One of Emma’s elegant black brows lifted, but she still smiled in response, even as her companions murmured amongst themselves. “I believe a group of traveling performers have a show of various monologues and sketches at the Sundown Theater over on Leroux Street,” she said. “While we haven’t had a chance to attend, I have heard good things.” A pause, and then she added, “But where are my manners? Let me introduce you to my sisters-in-law. This is Mrs. Grace Wilcox, my brother Samuel’s wife” — she inclined her head toward the one blonde among the group — “and this is Mrs. Lita Wilcox, who is married to my brother Edmund, and Mrs. Jenny Wilcox, whose husband is my youngest brother Nathan. It is a little tradition of ours to go out for lunch one Saturday each month, so I think it was fortuitous that we should run into you. Everyone, this is Mr. and Miss Prewitt from St. Louis, come to explore a little of our corner of the Wild West.”
All the other women murmured greetings of one form or another, although Seth couldn’t ignore the way Grace’s eyes narrowed and her expression was barely polite. Well, even though they were all acting as though they’d never heard of the visitors, he knew that Jeremiah had already told his family why they were here, and he guessed that bit of information wouldn’t exactly make him or Devynn terribly welcome.
And the Goddess only knew what Samuel had been saying about the two of them, if his wife’s reaction was any indication.
To Seth’s relief, though, the Wilcox women didn’t linger, only said a few courteous words about hoping he and his sister would continue to enjoy their stay in Flagstaff before they headed for the door, silk skirts rustling as they went. And after they were gone, both he and Devynn were studiously silent for a moment.
But then she looked across the table at him and said, “Do you think that was a coincidence?”
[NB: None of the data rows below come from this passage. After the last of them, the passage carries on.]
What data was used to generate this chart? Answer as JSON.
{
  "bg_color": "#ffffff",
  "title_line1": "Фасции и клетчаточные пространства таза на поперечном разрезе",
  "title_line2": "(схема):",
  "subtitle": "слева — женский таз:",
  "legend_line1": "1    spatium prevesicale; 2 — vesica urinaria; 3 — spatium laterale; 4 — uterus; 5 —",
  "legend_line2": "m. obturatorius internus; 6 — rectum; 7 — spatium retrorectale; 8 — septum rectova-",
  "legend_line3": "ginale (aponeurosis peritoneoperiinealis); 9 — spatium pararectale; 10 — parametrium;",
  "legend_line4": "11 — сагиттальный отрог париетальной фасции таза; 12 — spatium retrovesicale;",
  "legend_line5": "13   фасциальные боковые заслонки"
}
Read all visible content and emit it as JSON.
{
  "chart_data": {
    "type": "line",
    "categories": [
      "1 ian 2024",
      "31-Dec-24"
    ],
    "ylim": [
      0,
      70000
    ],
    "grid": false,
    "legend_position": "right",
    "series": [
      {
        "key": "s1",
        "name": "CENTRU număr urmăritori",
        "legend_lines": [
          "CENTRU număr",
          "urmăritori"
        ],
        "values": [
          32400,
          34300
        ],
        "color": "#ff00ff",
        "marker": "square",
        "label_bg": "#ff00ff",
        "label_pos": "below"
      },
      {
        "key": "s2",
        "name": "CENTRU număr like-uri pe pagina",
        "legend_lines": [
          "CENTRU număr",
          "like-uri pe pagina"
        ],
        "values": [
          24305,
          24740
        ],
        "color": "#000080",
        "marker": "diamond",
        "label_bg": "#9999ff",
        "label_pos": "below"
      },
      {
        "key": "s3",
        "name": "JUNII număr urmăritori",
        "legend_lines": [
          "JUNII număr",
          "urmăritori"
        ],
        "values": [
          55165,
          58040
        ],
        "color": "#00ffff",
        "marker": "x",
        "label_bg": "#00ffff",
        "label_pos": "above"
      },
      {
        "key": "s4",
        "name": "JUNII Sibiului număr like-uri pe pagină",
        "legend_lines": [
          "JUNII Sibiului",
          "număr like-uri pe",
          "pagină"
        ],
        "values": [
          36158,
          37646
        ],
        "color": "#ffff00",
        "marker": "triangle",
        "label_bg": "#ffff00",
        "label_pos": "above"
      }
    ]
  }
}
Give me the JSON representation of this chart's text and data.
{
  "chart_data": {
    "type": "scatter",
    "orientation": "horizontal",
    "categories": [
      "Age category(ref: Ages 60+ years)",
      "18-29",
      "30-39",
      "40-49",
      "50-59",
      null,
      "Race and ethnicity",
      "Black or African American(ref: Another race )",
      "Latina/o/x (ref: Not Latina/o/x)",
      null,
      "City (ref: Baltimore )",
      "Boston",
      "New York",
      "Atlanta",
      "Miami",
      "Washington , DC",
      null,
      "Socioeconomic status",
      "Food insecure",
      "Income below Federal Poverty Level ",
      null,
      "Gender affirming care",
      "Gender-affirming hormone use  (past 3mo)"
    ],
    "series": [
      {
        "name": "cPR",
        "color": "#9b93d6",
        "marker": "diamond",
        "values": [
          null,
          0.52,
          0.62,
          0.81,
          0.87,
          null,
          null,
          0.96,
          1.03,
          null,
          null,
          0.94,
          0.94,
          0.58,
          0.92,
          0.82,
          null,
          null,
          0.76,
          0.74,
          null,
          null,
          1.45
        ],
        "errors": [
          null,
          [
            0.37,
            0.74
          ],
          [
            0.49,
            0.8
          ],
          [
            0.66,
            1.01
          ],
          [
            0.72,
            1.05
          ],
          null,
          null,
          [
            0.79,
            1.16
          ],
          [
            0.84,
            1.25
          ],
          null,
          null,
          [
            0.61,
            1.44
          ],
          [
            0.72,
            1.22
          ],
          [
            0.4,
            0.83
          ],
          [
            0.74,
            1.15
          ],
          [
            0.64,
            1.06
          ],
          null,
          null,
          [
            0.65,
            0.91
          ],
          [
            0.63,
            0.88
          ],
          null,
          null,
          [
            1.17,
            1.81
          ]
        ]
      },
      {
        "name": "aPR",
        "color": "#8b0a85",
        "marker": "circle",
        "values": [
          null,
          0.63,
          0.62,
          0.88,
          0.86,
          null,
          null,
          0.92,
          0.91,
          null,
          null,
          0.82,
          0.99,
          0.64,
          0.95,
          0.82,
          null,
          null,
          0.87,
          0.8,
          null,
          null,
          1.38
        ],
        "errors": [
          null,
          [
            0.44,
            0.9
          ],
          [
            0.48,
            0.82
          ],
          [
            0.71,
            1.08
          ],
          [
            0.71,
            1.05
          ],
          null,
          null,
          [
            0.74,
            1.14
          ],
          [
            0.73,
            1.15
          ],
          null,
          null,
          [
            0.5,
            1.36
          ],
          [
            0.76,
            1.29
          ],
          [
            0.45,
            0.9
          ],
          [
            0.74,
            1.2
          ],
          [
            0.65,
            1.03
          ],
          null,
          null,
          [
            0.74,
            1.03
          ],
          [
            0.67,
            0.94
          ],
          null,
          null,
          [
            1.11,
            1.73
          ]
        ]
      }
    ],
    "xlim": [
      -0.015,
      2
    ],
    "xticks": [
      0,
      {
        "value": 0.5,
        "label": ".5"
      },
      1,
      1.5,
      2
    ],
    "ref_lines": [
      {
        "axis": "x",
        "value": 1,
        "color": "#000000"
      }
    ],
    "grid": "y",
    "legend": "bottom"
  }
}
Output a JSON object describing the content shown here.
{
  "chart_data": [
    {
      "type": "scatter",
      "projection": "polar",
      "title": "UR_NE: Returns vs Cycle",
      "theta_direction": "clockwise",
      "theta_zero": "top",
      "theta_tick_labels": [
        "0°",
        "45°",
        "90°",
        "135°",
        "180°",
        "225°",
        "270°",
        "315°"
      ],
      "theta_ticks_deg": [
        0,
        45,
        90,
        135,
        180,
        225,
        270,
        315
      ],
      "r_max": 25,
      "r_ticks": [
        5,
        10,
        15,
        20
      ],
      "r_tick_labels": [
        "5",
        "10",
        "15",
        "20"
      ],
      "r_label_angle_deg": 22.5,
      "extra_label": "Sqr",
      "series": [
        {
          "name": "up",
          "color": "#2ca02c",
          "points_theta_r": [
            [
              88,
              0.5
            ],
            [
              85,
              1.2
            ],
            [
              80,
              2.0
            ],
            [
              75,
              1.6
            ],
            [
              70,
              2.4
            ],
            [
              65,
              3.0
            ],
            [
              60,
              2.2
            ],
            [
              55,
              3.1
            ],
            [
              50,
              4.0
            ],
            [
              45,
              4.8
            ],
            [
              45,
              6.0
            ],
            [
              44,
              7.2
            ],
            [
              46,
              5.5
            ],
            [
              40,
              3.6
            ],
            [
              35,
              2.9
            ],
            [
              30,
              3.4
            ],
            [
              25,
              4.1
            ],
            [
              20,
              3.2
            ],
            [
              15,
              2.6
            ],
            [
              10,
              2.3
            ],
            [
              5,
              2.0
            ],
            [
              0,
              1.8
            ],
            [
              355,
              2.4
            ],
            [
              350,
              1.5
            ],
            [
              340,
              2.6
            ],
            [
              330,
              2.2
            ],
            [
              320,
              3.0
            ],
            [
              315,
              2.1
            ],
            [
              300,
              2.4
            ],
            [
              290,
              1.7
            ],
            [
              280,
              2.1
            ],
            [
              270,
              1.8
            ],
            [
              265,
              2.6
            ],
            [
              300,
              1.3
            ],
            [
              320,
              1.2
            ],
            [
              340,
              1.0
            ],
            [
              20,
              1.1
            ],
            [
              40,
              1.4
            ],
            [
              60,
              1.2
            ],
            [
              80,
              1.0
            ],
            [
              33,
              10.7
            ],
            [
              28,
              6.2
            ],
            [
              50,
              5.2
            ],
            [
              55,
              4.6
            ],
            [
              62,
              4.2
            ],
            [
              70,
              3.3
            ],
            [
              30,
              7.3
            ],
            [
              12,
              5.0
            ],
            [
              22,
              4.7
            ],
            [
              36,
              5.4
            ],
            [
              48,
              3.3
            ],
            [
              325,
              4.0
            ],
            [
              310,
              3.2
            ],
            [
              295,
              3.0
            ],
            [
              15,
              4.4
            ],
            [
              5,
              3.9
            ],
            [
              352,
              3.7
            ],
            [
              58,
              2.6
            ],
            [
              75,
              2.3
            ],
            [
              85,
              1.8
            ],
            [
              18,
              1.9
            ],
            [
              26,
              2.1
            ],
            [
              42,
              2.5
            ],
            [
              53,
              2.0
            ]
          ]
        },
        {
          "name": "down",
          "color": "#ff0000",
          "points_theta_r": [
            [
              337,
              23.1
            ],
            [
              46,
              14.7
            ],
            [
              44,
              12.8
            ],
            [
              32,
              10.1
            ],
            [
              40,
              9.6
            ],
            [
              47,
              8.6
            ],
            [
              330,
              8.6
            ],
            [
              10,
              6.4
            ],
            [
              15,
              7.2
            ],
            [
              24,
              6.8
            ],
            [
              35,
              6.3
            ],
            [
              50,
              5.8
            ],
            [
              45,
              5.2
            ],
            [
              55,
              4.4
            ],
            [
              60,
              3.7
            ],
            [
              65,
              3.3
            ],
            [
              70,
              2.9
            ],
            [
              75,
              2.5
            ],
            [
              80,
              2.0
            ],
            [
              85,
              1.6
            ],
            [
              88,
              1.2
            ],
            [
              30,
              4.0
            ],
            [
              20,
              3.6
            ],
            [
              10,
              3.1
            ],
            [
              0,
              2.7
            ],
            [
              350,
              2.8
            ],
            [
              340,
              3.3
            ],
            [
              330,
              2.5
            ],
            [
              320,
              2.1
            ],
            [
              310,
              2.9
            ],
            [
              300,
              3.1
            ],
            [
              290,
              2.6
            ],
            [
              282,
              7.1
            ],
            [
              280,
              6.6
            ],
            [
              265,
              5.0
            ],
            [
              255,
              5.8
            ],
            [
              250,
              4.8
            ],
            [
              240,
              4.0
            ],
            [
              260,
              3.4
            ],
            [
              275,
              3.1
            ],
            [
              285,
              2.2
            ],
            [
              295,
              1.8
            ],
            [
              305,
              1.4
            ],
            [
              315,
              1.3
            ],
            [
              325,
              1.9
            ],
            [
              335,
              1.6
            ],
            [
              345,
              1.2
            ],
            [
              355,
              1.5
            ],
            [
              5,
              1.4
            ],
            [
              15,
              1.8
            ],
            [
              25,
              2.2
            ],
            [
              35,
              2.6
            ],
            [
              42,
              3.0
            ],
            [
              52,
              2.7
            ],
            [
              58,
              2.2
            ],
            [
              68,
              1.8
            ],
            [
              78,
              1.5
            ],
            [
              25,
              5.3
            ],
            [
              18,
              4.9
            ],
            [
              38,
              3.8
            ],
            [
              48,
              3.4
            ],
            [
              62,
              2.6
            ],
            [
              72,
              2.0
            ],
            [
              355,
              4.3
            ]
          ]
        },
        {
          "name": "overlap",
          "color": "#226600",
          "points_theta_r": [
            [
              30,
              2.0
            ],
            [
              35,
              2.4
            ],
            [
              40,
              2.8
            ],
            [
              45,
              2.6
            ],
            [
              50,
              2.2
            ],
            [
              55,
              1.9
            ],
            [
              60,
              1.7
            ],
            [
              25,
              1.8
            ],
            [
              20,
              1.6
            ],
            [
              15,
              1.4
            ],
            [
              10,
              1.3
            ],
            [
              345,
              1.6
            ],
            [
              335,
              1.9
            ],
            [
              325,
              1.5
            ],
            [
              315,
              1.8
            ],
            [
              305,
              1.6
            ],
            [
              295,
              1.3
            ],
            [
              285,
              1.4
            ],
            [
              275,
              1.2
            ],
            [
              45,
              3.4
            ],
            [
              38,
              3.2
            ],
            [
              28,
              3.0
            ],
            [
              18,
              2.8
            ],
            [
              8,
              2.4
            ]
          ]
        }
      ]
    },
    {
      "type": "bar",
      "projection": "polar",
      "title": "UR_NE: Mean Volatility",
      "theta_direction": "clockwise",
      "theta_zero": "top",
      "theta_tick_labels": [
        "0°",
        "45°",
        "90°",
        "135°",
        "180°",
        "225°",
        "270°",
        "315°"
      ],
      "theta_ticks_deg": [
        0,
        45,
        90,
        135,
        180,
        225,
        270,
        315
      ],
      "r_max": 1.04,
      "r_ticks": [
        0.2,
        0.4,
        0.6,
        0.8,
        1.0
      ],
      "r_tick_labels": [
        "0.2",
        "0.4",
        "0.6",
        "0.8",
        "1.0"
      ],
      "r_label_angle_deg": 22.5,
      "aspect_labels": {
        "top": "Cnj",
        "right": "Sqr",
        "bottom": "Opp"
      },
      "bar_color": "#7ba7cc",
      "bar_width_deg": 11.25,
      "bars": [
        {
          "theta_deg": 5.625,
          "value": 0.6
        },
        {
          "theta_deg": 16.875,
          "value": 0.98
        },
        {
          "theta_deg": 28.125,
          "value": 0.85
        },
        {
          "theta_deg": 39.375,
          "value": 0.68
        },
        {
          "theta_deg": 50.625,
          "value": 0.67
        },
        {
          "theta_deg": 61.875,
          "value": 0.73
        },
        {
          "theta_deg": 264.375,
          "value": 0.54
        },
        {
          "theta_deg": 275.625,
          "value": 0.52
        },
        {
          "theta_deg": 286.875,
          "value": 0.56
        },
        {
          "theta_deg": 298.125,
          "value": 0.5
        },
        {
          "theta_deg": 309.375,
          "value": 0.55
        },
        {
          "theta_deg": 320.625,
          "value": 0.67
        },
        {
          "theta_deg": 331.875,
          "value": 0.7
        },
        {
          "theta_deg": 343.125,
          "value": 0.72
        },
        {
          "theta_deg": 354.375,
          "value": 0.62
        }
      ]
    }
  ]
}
“I honestly don’t know,” he replied. “Did they do a lot of things together when your mother was here?”
Devynn’s shoulders lifted. “It sounds like they’re a pretty close-knit family, but I don’t know for sure whether that included going out to lunch together. On the other hand, it wasn’t as if my mother was around them all the time, so I guess we might as well give them the benefit of the doubt.” She reached for her fork, which she’d set down during that interaction with the Wilcox women, and a small smile touched her lips. “But at least they gave us some information about the show at the Sundown Theater. That’s worth checking out, right?”
“Definitely,” he agreed, glad that she now looked a little more cheerful.
He felt somewhat more cheered as well. After all this wandering around town and talking to people who had absolutely no useful information to provide about “Eliza Prewitt” — even if he and Devynn didn’t really need such information — he thought a little diversion would be a good idea.
It looked as if they might get to have a date after all, even if they had to pretend to be brother and sister the whole time.